Mortgage rates appear to be stuck in a holding pattern, giving borrowers no particular incentive to act, especially on refinances. Total mortgage application volume fell 1.9% last week compared with the previous week, according to the Mortgage Bankers Association’s seasonally adjusted index. This is the lowest level since last July.
The average contract interest rate for 30-year fixed-rate mortgages with conforming loan balances ($548,250 or less) remained unchanged at 3.03%, with points decreasing to 0.33 from 0.34 (including the origination fee) for loans with a 20% down payment.
“Refinance volume has been moderating, while purchase volume continues to be lower than expected given the lack of homes on the market,” said Mike Fratantoni, Mortgage Bank Association chief economist. “Economic data has sent mixed signals, with slower job growth but a further drop in the unemployment rate in August.

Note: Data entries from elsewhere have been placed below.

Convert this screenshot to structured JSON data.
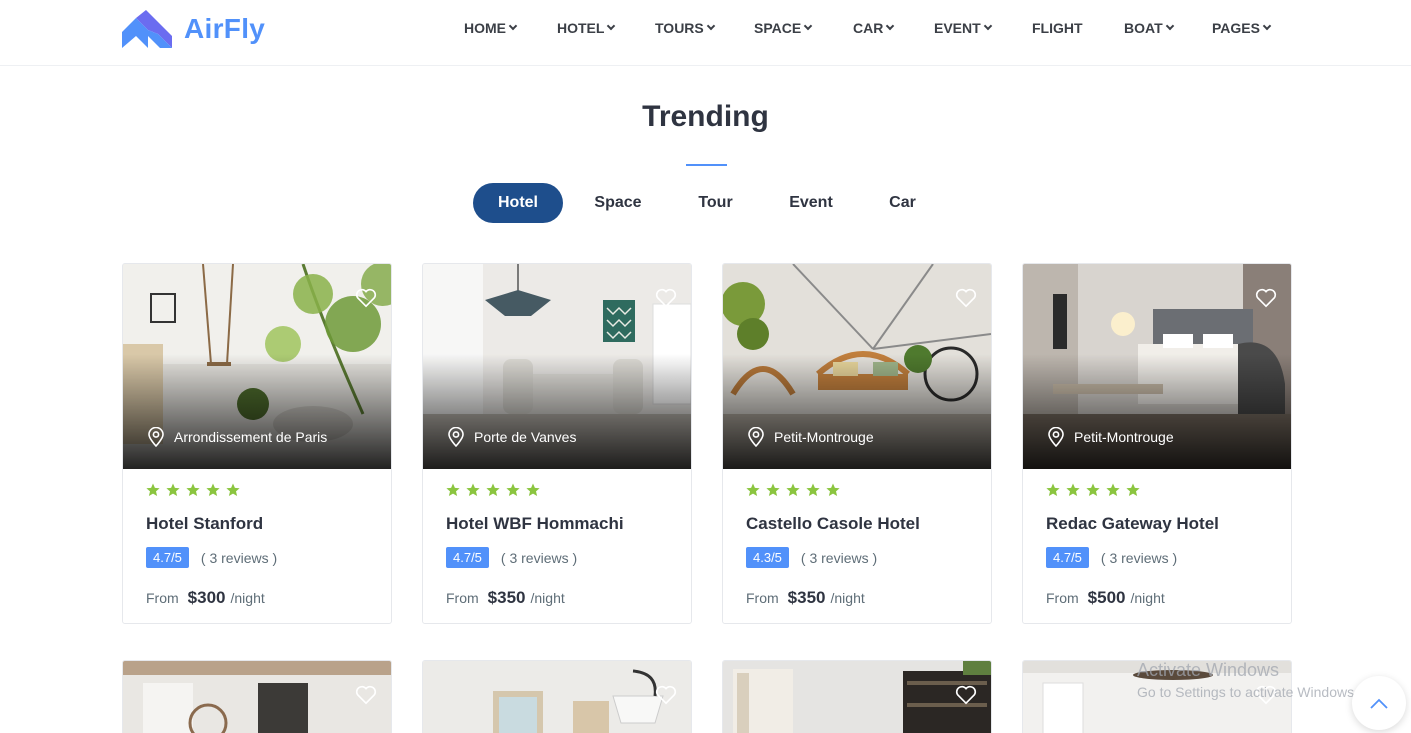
{
  "brand": {
    "name": "AirFly",
    "accent": "#5191fa",
    "logo_icon": "airfly-logo-icon"
  },
  "nav": [
    {
      "label": "HOME",
      "dropdown": true
    },
    {
      "label": "HOTEL",
      "dropdown": true
    },
    {
      "label": "TOURS",
      "dropdown": true
    },
    {
      "label": "SPACE",
      "dropdown": true
    },
    {
      "label": "CAR",
      "dropdown": true
    },
    {
      "label": "EVENT",
      "dropdown": true
    },
    {
      "label": "FLIGHT",
      "dropdown": false
    },
    {
      "label": "BOAT",
      "dropdown": true
    },
    {
      "label": "PAGES",
      "dropdown": true
    }
  ],
  "section": {
    "title": "Trending"
  },
  "tabs": [
    {
      "label": "Hotel",
      "active": true
    },
    {
      "label": "Space",
      "active": false
    },
    {
      "label": "Tour",
      "active": false
    },
    {
      "label": "Event",
      "active": false
    },
    {
      "label": "Car",
      "active": false
    }
  ],
  "cards": [
    {
      "location": "Arrondissement de Paris",
      "name": "Hotel Stanford",
      "stars": 5,
      "rating": "4.7/5",
      "reviews": "( 3 reviews )",
      "from_label": "From",
      "price": "$300",
      "unit": "/night"
    },
    {
      "location": "Porte de Vanves",
      "name": "Hotel WBF Hommachi",
      "stars": 5,
      "rating": "4.7/5",
      "reviews": "( 3 reviews )",
      "from_label": "From",
      "price": "$350",
      "unit": "/night"
    },
    {
      "location": "Petit-Montrouge",
      "name": "Castello Casole Hotel",
      "stars": 5,
      "rating": "4.3/5",
      "reviews": "( 3 reviews )",
      "from_label": "From",
      "price": "$350",
      "unit": "/night"
    },
    {
      "location": "Petit-Montrouge",
      "name": "Redac Gateway Hotel",
      "stars": 5,
      "rating": "4.7/5",
      "reviews": "( 3 reviews )",
      "from_label": "From",
      "price": "$500",
      "unit": "/night"
    }
  ],
  "watermark": {
    "line1": "Activate Windows",
    "line2": "Go to Settings to activate Windows."
  },
  "colors": {
    "star": "#8bc53f",
    "tab_active": "#1e4e8c",
    "badge": "#5191fa"
  }
}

We expect that further improvements will lead to a tapering of Fed Mortgage Backed Securities purchases by the end of the year, which should put some upward pressure on mortgage rates.”

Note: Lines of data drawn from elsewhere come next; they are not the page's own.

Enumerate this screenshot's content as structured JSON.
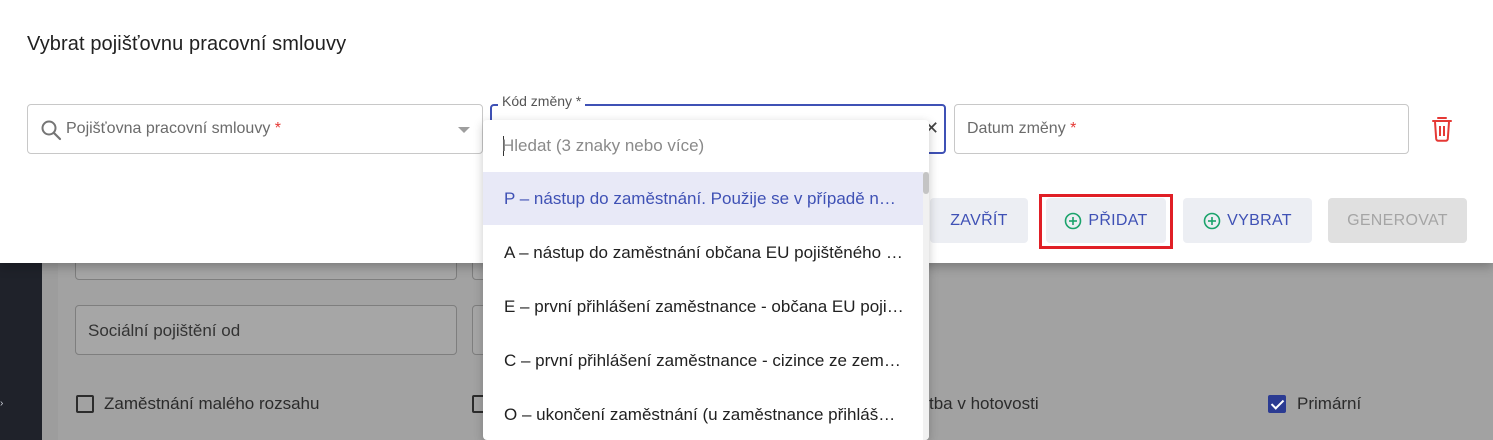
{
  "modal": {
    "title": "Vybrat pojišťovnu pracovní smlouvy",
    "fields": {
      "insurer": {
        "label": "Pojišťovna pracovní smlouvy",
        "required_mark": "*"
      },
      "change_code": {
        "legend": "Kód změny *"
      },
      "change_date": {
        "label": "Datum změny",
        "required_mark": "*"
      }
    },
    "buttons": {
      "close": "ZAVŘÍT",
      "add": "PŘIDAT",
      "select": "VYBRAT",
      "generate": "GENEROVAT"
    },
    "dropdown": {
      "search_placeholder": "Hledat (3 znaky nebo více)",
      "options": [
        "P – nástup do zaměstnání. Použije se v případě nástupu do zaměstnání",
        "A – nástup do zaměstnání občana EU pojištěného v cizině",
        "E – první přihlášení zaměstnance - občana EU pojištěného v cizině",
        "C – první přihlášení zaměstnance - cizince ze země mimo EU",
        "O – ukončení zaměstnání (u zaměstnance přihlášeného)"
      ],
      "active_index": 0
    }
  },
  "background": {
    "social_insurance_from": "Sociální pojištění od",
    "small_scale_employment": "Zaměstnání malého rozsahu",
    "cash_payment_partial": "tba v hotovosti",
    "primary": "Primární",
    "primary_checked": true
  },
  "colors": {
    "accent": "#3f51b5",
    "danger": "#e53935",
    "highlight": "#e01f26",
    "plus_icon": "#1aa36b"
  },
  "icons": {
    "search": "search-icon",
    "caret": "caret-down-icon",
    "clear": "close-icon",
    "trash": "trash-icon",
    "plus": "plus-circle-icon"
  }
}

Applications to refinance a home loan fell 3% for the week and were 4% lower than a year ago. They were lower at the start of this year, and there was a refinance boomlet at the time. There is a dwindling number of borrowers who can now benefit from a refinance.
Homebuyers today are seeing more listings, but prices are still rising at a record rate, and some are simply priced out of the market.
After last week’s employment report, there is no significant economic data expected that would affect interest rates dramatically.